Gila memang orangtua Jimy yang memaksanya untuk mengikuti les rutin setiap harinya. Mungkin bukan orangtuanya yang gila, rasa kepedulian yang begitu dalam hingga tak bisa lagi memberikan sedikit waktu senggang untuk anaknya sekedar berleha-leha. Belajar, belajar dan belajar itu harus bagi orngtuanya.
Sementara Jimy yang melaksanakannya merasa terbebani, terlebih tugas kuliah yang begitu banyak.
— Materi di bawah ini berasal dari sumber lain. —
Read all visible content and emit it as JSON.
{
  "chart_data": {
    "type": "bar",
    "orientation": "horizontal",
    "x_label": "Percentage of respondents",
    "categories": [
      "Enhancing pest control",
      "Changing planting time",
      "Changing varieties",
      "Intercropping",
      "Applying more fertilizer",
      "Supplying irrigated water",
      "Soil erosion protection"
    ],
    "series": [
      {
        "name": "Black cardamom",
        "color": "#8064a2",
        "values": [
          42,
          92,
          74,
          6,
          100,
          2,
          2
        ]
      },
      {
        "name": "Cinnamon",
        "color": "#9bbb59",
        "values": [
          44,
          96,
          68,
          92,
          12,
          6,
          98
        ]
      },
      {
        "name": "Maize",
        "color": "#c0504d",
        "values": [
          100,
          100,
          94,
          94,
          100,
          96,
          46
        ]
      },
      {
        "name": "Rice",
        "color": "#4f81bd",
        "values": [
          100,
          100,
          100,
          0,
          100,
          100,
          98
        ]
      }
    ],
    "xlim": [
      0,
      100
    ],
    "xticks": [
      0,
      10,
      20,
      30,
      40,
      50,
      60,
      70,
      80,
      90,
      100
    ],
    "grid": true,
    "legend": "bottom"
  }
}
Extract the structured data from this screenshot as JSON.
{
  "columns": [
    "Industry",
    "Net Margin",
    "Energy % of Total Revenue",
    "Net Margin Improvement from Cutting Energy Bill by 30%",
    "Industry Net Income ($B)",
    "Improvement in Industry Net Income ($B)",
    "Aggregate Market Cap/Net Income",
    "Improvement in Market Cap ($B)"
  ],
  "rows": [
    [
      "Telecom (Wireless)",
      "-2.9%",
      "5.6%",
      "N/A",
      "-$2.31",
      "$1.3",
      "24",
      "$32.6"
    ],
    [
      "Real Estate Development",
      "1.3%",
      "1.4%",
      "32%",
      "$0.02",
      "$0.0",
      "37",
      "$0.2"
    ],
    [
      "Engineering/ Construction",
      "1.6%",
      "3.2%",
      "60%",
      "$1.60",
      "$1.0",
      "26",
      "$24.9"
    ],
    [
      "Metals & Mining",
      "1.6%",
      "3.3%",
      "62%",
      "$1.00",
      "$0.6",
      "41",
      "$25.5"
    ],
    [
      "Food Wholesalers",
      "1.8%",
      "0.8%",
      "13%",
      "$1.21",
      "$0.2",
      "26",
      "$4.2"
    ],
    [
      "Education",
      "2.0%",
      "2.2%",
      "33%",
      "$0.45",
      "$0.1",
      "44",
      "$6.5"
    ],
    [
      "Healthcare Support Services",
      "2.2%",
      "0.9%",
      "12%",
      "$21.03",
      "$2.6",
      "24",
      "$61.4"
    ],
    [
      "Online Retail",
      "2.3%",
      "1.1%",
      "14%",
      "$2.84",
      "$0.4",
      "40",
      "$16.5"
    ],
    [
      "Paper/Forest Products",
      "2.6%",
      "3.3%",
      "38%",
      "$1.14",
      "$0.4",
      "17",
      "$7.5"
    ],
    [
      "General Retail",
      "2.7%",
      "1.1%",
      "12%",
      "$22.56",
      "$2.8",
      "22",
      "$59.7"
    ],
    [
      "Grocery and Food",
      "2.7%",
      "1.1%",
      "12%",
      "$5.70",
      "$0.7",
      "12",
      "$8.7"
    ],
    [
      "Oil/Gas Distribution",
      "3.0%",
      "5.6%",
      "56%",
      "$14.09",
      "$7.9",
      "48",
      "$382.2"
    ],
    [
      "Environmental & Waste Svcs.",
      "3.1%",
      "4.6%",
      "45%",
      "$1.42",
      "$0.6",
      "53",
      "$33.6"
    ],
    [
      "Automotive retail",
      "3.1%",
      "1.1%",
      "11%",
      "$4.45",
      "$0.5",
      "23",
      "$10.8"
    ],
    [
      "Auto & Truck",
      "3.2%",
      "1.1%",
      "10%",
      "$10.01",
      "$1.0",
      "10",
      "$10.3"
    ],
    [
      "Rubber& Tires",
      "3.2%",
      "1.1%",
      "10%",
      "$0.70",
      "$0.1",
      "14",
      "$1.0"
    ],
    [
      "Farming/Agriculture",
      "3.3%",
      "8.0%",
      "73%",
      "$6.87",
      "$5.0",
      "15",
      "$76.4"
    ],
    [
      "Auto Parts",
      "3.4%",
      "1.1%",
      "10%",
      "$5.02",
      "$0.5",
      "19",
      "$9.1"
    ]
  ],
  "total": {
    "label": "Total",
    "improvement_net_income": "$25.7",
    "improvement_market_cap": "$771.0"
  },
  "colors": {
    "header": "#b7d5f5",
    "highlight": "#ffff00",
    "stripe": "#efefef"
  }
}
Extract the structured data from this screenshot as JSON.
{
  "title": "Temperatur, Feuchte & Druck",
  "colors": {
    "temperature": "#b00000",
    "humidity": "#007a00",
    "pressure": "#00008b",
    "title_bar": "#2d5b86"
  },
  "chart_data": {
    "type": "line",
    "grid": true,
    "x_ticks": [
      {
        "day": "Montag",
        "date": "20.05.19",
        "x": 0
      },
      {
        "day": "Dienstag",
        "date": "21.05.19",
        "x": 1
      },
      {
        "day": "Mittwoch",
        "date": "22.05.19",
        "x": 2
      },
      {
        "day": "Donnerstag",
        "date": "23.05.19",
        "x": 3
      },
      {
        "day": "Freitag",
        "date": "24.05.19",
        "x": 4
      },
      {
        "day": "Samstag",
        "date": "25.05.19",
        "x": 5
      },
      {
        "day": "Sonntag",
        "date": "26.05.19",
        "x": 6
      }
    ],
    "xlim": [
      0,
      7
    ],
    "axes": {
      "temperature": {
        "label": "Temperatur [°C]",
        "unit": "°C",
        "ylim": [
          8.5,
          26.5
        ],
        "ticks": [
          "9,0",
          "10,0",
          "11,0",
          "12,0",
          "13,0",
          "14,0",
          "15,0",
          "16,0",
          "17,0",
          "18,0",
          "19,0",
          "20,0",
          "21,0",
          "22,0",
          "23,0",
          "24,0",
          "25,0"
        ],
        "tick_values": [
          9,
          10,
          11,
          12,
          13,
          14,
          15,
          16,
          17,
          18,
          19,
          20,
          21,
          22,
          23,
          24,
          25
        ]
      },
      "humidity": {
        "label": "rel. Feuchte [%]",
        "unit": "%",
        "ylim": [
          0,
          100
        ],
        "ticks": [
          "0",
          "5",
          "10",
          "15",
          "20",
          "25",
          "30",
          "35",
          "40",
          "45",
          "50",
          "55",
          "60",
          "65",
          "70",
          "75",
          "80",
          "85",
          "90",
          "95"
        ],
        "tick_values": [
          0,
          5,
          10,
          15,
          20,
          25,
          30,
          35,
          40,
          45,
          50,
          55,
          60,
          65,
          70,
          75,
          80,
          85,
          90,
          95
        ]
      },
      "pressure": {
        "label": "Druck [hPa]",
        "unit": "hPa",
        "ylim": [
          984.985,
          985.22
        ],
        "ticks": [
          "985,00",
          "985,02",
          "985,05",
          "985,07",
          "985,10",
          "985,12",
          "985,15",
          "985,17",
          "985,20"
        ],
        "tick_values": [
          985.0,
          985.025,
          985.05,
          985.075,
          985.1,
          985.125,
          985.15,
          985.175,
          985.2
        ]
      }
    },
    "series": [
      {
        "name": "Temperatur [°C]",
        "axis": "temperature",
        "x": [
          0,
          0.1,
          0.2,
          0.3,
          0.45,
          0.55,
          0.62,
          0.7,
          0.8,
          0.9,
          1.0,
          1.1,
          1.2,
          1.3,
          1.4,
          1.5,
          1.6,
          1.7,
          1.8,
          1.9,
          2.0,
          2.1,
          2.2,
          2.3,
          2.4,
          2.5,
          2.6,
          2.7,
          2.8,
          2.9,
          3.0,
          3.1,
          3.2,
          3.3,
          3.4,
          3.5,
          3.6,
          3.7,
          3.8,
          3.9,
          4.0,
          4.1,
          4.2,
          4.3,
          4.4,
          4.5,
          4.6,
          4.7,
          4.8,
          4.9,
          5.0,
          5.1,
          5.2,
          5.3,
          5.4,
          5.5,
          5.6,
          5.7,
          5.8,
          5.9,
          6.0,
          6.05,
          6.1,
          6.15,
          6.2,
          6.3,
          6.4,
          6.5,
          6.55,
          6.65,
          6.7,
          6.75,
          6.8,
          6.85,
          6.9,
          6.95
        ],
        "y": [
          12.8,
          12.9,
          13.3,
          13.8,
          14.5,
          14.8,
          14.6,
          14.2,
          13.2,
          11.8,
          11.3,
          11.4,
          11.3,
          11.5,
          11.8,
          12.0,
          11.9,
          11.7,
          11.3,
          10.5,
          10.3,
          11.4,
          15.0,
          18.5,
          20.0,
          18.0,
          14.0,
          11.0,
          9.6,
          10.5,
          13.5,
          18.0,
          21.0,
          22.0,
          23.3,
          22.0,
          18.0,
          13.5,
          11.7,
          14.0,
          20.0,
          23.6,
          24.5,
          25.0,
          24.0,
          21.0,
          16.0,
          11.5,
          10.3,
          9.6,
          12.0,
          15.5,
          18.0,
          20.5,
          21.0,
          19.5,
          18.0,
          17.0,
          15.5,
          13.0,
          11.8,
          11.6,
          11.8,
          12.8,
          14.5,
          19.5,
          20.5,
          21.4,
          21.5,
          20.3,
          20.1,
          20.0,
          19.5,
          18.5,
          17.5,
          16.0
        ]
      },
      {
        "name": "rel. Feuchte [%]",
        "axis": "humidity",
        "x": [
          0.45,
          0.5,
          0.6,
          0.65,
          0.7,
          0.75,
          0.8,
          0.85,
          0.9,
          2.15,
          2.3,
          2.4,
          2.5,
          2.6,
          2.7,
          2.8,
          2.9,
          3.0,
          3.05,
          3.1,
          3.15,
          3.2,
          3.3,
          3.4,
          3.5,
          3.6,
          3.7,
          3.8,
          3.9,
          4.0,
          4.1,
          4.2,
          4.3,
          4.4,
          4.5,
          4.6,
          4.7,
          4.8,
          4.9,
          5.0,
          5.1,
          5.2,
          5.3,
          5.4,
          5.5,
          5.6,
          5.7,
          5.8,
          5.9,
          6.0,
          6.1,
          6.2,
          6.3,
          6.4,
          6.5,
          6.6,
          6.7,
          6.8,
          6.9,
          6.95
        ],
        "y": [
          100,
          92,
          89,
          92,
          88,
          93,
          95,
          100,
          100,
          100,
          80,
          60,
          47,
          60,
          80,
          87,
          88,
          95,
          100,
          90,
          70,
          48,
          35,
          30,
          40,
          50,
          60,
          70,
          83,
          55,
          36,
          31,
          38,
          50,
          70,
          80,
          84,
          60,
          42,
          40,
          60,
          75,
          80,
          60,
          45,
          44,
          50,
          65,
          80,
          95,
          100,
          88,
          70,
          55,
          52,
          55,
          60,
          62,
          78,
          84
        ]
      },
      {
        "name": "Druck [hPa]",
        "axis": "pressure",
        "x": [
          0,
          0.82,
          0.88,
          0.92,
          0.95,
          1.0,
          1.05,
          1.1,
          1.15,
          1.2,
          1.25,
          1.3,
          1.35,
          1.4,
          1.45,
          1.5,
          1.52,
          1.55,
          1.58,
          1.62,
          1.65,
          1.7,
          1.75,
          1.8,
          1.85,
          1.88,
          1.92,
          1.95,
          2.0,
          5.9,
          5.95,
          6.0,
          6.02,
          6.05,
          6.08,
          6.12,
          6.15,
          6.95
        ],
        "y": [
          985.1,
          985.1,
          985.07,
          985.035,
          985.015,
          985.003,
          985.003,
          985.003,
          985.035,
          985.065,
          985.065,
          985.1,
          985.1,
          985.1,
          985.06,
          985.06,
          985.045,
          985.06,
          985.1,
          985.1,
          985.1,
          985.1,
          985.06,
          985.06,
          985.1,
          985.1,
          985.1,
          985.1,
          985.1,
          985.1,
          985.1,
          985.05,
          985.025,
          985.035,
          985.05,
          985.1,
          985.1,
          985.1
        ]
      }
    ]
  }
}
Belajar terus menerus bila tak dari hati juga percuma, pikirnya.
"Untuk pelajaran hari ini ada yang ditanyakan ?" Ucap guru les Jimy pada semua anak yang ada disana. Ibu gurunya menatap ke arah kiri tengah dan kanan, melihat tak ada seorang pun yang mengacungkan tangannya lalu ibu itu tersenyum.
"Baiklah, kita akhiri saja perjumpaan kita hari ini ya. Selamat sore" Lantas ibu itu lekas pergi meninggalkan kelas.
Segera Jimy keluar dari ruangan yang membuatnya menggigil itu.
"Jim..jim.."Panggil seseorang, Jimy menoleh kearahnya.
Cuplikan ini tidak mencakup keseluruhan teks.